Beam dynamics induced by the quantum metric of exceptional rings

Topological physics has broadened its scope from the study of topological insulating phases to include nodal phases containing band structure singularities. The geometry of the corresponding quantum states is described by the quantum metric which provides a theoretical framework for explaining phenomena that conventional approaches fail to address. The field has become even broader by encompassing non-Hermitian singularities: in addition to Dirac, Weyl nodes, or nodal lines, it is now common to encounter exceptional points, exceptional or Weyl rings, and even Weyl spheres. They give access to fascinating effects that cannot be reached within the Hermitian picture. However, the quantum geometry of non-Hermitian singularities is not a straightforward extension of the Hermitian one, remaining far less understood.
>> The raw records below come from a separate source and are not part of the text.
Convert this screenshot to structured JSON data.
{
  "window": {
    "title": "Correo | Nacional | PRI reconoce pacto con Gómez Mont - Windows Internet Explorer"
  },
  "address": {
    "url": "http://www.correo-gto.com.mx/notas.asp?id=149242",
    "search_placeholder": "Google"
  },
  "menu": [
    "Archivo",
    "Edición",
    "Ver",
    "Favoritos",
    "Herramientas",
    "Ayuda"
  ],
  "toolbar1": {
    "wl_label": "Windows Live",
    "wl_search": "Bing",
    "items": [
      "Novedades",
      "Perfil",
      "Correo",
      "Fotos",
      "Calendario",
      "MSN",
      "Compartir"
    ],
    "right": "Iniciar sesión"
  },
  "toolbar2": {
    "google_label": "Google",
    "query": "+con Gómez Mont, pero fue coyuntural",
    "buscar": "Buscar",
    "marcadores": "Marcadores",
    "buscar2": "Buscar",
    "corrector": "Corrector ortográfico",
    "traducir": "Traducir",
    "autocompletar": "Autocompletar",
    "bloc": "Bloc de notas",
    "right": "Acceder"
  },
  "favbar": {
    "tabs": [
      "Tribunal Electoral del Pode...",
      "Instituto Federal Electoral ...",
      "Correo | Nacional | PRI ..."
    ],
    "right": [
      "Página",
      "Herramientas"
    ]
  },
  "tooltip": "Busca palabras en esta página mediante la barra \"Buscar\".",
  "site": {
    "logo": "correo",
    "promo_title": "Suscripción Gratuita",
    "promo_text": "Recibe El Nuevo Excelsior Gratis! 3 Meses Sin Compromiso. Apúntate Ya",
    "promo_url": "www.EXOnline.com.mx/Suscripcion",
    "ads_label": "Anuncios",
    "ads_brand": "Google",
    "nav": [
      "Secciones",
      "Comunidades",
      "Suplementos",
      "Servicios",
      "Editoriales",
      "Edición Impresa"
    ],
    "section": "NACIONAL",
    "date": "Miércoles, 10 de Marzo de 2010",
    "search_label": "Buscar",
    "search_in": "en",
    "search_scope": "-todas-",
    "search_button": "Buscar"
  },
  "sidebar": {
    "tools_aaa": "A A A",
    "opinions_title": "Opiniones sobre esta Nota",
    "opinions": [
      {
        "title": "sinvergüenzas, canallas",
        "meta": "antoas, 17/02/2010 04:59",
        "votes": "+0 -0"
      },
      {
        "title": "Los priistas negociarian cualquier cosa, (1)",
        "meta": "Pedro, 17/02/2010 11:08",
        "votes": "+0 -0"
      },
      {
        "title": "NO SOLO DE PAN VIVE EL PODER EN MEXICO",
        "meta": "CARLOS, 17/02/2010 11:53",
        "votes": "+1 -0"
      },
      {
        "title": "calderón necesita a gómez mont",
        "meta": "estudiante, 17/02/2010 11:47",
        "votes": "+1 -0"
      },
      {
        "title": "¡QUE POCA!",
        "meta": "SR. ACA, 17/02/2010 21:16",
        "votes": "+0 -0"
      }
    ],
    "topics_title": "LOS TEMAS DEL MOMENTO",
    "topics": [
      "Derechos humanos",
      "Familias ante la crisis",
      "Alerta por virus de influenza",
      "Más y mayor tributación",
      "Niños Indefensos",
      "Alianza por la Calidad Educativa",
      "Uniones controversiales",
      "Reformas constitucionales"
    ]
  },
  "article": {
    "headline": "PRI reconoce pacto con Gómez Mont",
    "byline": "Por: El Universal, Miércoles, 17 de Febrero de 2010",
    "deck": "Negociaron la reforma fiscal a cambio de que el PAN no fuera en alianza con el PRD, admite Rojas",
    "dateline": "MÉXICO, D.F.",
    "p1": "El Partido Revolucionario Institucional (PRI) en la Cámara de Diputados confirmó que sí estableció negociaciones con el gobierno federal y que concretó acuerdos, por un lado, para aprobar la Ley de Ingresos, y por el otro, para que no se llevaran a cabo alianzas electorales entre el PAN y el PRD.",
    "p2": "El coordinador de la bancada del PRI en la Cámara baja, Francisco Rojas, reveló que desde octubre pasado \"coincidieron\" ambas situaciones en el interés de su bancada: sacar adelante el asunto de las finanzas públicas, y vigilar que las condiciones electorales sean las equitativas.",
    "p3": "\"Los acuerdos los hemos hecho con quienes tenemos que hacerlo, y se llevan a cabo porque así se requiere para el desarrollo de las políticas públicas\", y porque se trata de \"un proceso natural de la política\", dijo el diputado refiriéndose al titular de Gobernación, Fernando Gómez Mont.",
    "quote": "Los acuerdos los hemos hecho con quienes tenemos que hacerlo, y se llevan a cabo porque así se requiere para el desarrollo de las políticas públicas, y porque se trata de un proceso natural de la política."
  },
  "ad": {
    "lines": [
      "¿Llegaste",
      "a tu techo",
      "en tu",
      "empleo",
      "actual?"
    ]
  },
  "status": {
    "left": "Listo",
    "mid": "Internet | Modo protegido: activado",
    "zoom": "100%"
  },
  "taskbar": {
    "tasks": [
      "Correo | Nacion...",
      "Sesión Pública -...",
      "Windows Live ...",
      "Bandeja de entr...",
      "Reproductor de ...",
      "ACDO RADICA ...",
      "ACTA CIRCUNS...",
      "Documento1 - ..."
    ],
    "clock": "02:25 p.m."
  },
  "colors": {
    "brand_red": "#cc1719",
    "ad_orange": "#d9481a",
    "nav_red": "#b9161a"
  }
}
Here, we study experimentally and theoretically the dynamics of wave packets at exceptional rings stemming from Dirac points in a photonic honeycomb lattice. First, we demonstrate a transition between conical diffraction and non-Hermitian broadening in real space. Next, we predict and demonstrate a new non-Hermitian effect in the reciprocal space, induced by the non-orthogonality of the eigenstates. We call it transverse non-Hermitian drift, and its description requires biorthogonal quantum metric. The non-Hermitian drift can be used for applications in beam steering.